# Need Help with Applying the Point Form of Ohm's Law

1. Aug 15, 2012

### Prince Rilian

Need Help with Applying the "Point Form" of Ohm's Law

I am quite familiar with the standard form of Ohm's Law

V = IR​

as I have been using it for years in circuit analysis. However, there is another form of Ohm's Law that is known as the "Point Form" of Ohm's Law:

E = Jρ​

Where E is a vector quantity expressing Electric Field, E is a vector quantity expressing Current Density, and ρ is a scalar quantity expressing Resistivity.

It seems that the "Point Form" of Ohm's Law would be quite useful for extending my knowledge of circuit analysis. I feel that if I use it right, I could tell what E is at any point in an electrical circuit. However, I do not have an "intuitive feel" on how to use it yet in circuit analysis. Could I have a few pointers on how to do this?

2. Aug 16, 2012

### CWatters

Re: Need Help with Applying the "Point Form" of Ohm's Law

Long time since I did this but..

I don't think it will be very helpful for typical electronic circuits unless perhaps you just want to understand and work with conductance rather than resistance.

Might be more useful if you are analysing the electrical properties of materials or gasses?

3. Aug 16, 2012

### Prince Rilian

Re: Need Help with Applying the "Point Form" of Ohm's Law

I had noticed a major difference between the two forms of Ohm's Law. Despite the similarity of appearance of the two forms, the standard form needs two points in space to operate off of, as V in the equation is the difference in voltage between the two ends of the resistor. This equation may better be written as

V2-V1 = IR​

where V2 and V1 are the nodal voltages at the two ends of the resistor. However, in the point form of Ohm's Law, there is only a single point in space in consideration.

4. Aug 16, 2012

### Studiot

Re: Need Help with Applying the "Point Form" of Ohm's Law

Everything you have said is correct.

It is, however more conventional to use conductivity, σ, rather than resistivity so

J = σE

Don't forget that 'voltage' is the unit for two distinct quantities potential and potential difference.

The E above is potential, (and subject to Faraday's laws)

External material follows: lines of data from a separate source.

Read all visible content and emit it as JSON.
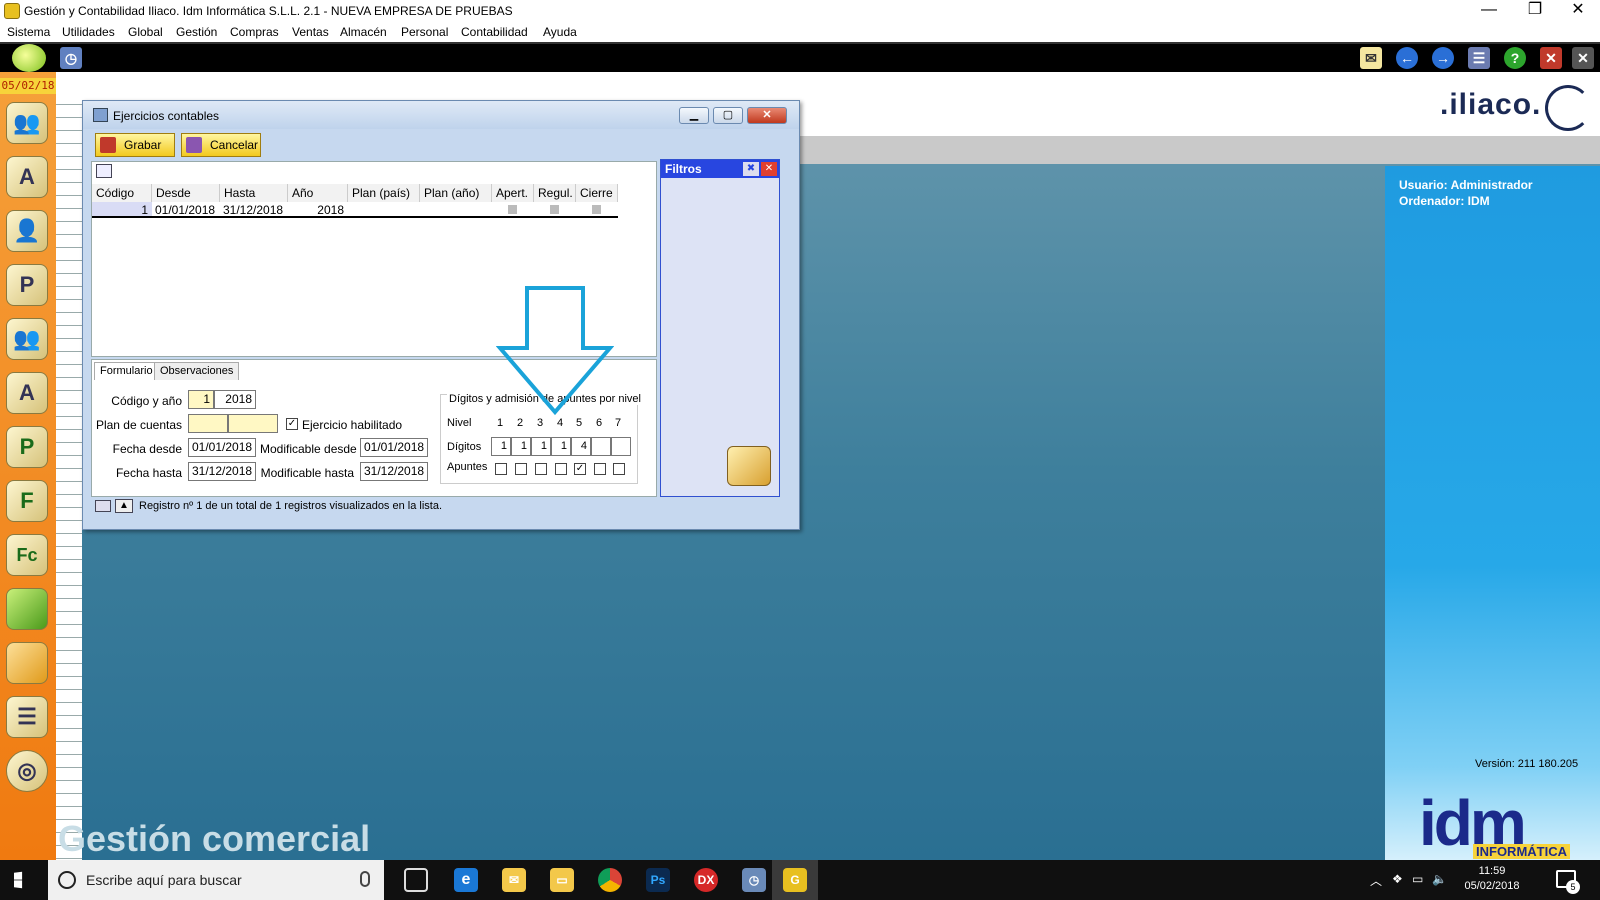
{
  "titlebar": {
    "title": "Gestión y Contabilidad Iliaco. Idm Informática S.L.L. 2.1 - NUEVA EMPRESA DE PRUEBAS",
    "min": "—",
    "restore": "❐",
    "close": "✕"
  },
  "menu": [
    "Sistema",
    "Utilidades",
    "Global",
    "Gestión",
    "Compras",
    "Ventas",
    "Almacén",
    "Personal",
    "Contabilidad",
    "Ayuda"
  ],
  "sidebar": {
    "date": "05/02/18",
    "icons": [
      "users-icon",
      "assets-icon",
      "user-icon",
      "user-p-icon",
      "users-2-icon",
      "user-a-icon",
      "p-document-icon",
      "f-document-icon",
      "fc-document-icon",
      "green-bag-icon",
      "orange-bag-icon",
      "ledger-icon",
      "cd-wand-icon"
    ]
  },
  "brand": {
    "iliaco": ".iliaco.",
    "footer_text": "Gestión comercial"
  },
  "user_panel": {
    "user_label": "Usuario: Administrador",
    "computer_label": "Ordenador:  IDM",
    "version": "Versión: 211 180.205",
    "idm": "idm",
    "idm_sub": "INFORMÁTICA"
  },
  "window": {
    "title": "Ejercicios contables",
    "buttons": {
      "save": "Grabar",
      "cancel": "Cancelar"
    },
    "grid": {
      "columns": [
        "Código",
        "Desde",
        "Hasta",
        "Año",
        "Plan (país)",
        "Plan (año)",
        "Apert.",
        "Regul.",
        "Cierre"
      ],
      "row": {
        "codigo": "1",
        "desde": "01/01/2018",
        "hasta": "31/12/2018",
        "anio": "2018"
      }
    },
    "filters_title": "Filtros",
    "tabs": [
      "Formulario",
      "Observaciones"
    ],
    "form": {
      "codigo_label": "Código y año",
      "codigo_value": "1",
      "anio_value": "2018",
      "plan_label": "Plan de cuentas",
      "ejercicio_label": "Ejercicio habilitado",
      "fecha_desde_label": "Fecha desde",
      "fecha_desde": "01/01/2018",
      "mod_desde_label": "Modificable desde",
      "mod_desde": "01/01/2018",
      "fecha_hasta_label": "Fecha hasta",
      "fecha_hasta": "31/12/2018",
      "mod_hasta_label": "Modificable hasta",
      "mod_hasta": "31/12/2018"
    },
    "digits_group": {
      "title": "Dígitos y admisión de apuntes por nivel",
      "nivel_label": "Nivel",
      "digitos_label": "Dígitos",
      "apuntes_label": "Apuntes",
      "levels": [
        "1",
        "2",
        "3",
        "4",
        "5",
        "6",
        "7"
      ],
      "digits": [
        "1",
        "1",
        "1",
        "1",
        "4",
        "",
        ""
      ],
      "apuntes_checked": [
        false,
        false,
        false,
        false,
        true,
        false,
        false
      ]
    },
    "status": "Registro nº 1 de un total de 1 registros visualizados en la lista."
  },
  "taskbar": {
    "search_placeholder": "Escribe aquí para buscar",
    "time": "11:59",
    "date": "05/02/2018",
    "notifications": "5"
  },
  "colors": {
    "accent_orange": "#f07a10",
    "window_bg": "#c6d8ef",
    "filters_header": "#2846e0",
    "arrow": "#1aa3d9"
  }
}
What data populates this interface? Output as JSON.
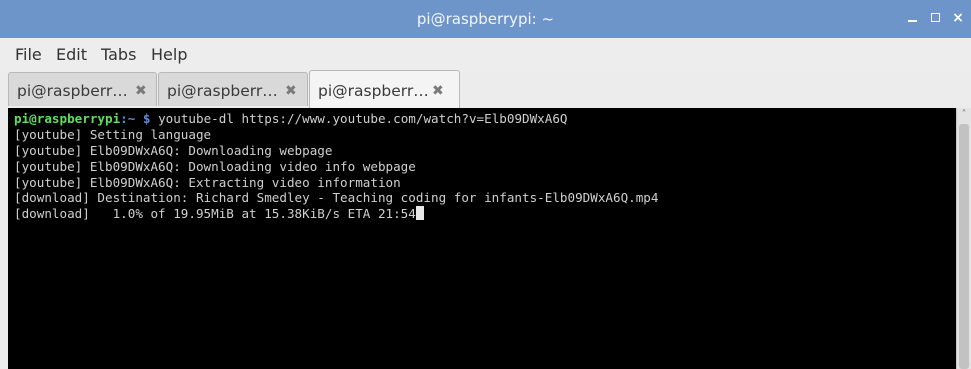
{
  "window": {
    "title": "pi@raspberrypi: ~",
    "controls": {
      "minimize": "minimize",
      "maximize": "maximize",
      "close": "×"
    }
  },
  "menu": [
    "File",
    "Edit",
    "Tabs",
    "Help"
  ],
  "tabs": [
    {
      "label": "pi@raspberr…",
      "close": "✖",
      "active": false
    },
    {
      "label": "pi@raspberr…",
      "close": "✖",
      "active": false
    },
    {
      "label": "pi@raspberr…",
      "close": "✖",
      "active": true
    }
  ],
  "terminal": {
    "prompt_user": "pi@raspberrypi",
    "prompt_path": ":~ $",
    "command": " youtube-dl https://www.youtube.com/watch?v=Elb09DWxA6Q",
    "output": [
      "[youtube] Setting language",
      "[youtube] Elb09DWxA6Q: Downloading webpage",
      "[youtube] Elb09DWxA6Q: Downloading video info webpage",
      "[youtube] Elb09DWxA6Q: Extracting video information",
      "[download] Destination: Richard Smedley - Teaching coding for infants-Elb09DWxA6Q.mp4",
      "[download]   1.0% of 19.95MiB at 15.38KiB/s ETA 21:54"
    ],
    "colors": {
      "background": "#000000",
      "text": "#cfcfcf",
      "prompt_user": "#5ce05c",
      "prompt_path": "#5c8ce0"
    }
  },
  "scrollbar": {
    "up_arrow": "˄"
  },
  "colors": {
    "titlebar": "#6d95c9",
    "chrome": "#ececec"
  }
}
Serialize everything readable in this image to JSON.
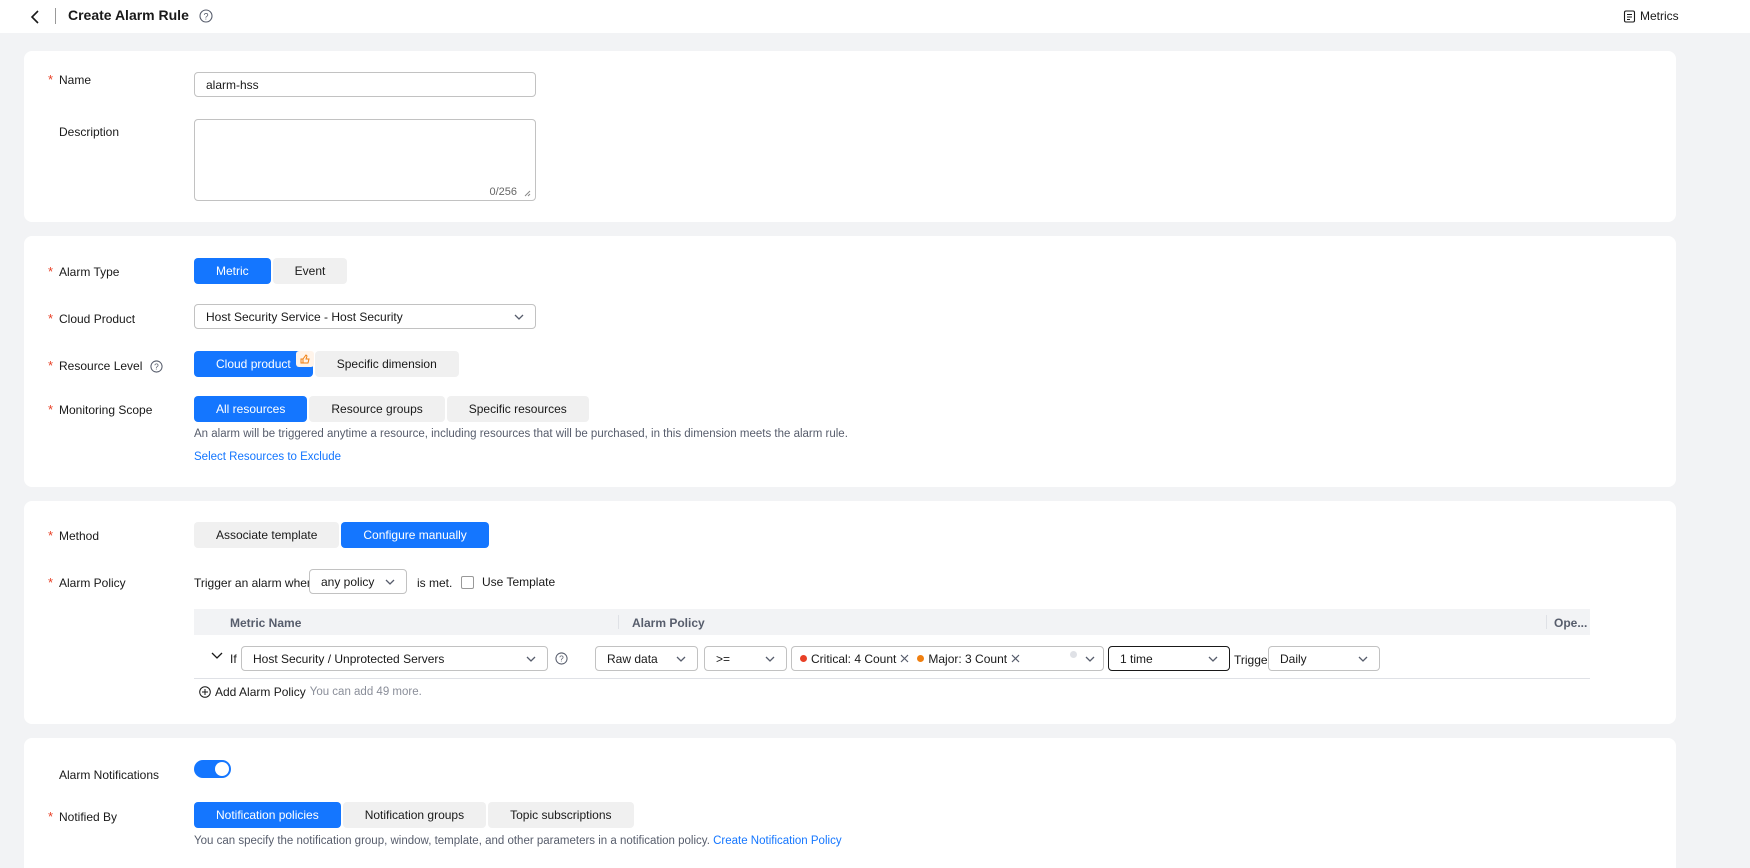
{
  "header": {
    "title": "Create Alarm Rule",
    "metrics_label": "Metrics"
  },
  "basic": {
    "name_label": "Name",
    "name_value": "alarm-hss",
    "description_label": "Description",
    "description_counter": "0/256"
  },
  "alarm": {
    "type_label": "Alarm Type",
    "type_options": [
      "Metric",
      "Event"
    ],
    "cloud_product_label": "Cloud Product",
    "cloud_product_value": "Host Security Service - Host Security",
    "resource_level_label": "Resource Level",
    "resource_level_options": [
      "Cloud product",
      "Specific dimension"
    ],
    "monitoring_scope_label": "Monitoring Scope",
    "monitoring_scope_options": [
      "All resources",
      "Resource groups",
      "Specific resources"
    ],
    "scope_hint": "An alarm will be triggered anytime a resource, including resources that will be purchased, in this dimension meets the alarm rule.",
    "exclude_link": "Select Resources to Exclude"
  },
  "method": {
    "label": "Method",
    "options": [
      "Associate template",
      "Configure manually"
    ],
    "policy_label": "Alarm Policy",
    "trigger_prefix": "Trigger an alarm when",
    "trigger_select": "any policy",
    "trigger_suffix": "is met.",
    "use_template_label": "Use Template",
    "table": {
      "col_metric": "Metric Name",
      "col_policy": "Alarm Policy",
      "col_ops": "Ope...",
      "row": {
        "if_label": "If",
        "metric": "Host Security / Unprotected Servers",
        "data_type": "Raw data",
        "operator": ">=",
        "tag1": "Critical: 4 Count",
        "tag2": "Major: 3 Count",
        "times": "1 time",
        "trigger_label": "Trigger",
        "frequency": "Daily"
      }
    },
    "add_policy_label": "Add Alarm Policy",
    "add_policy_hint": "You can add 49 more."
  },
  "notify": {
    "notifications_label": "Alarm Notifications",
    "notifications_on": true,
    "notified_by_label": "Notified By",
    "notified_by_options": [
      "Notification policies",
      "Notification groups",
      "Topic subscriptions"
    ],
    "hint": "You can specify the notification group, window, template, and other parameters in a notification policy.",
    "create_link": "Create Notification Policy"
  },
  "colors": {
    "primary": "#1476ff",
    "required": "#e84026",
    "critical": "#e84026",
    "major": "#f07f10"
  }
}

The voltage across a resistor is potential difference, not potential, although we often foget this when referencing to zero in a circuit.

As to uses

Current density J is the given by multiplying the drift velocity(vector) by the charge density(scalar).

Thus

J = vdρ

Thus σ = ρ vd / E

= ρμ

Where μ is the charge mobility.

5. Aug 16, 2012

### Prince Rilian

Re: Need Help with Applying the "Point Form" of Ohm's Law

Hmmm... it looks like the quantities of charge density and resistivity use the same symbol (ρ). For some reason that never hit me before. I wonder if that isn't the reason why conductivity is used in the Point Form of Ohm's Law more often than resistivity is?

6. Aug 16, 2012

### Studiot

Re: Need Help with Applying the "Point Form" of Ohm's Law

Conductivity is used because it is more general.

It is used when you split the sources eg in a dielectric and ionic solution, plasma etc.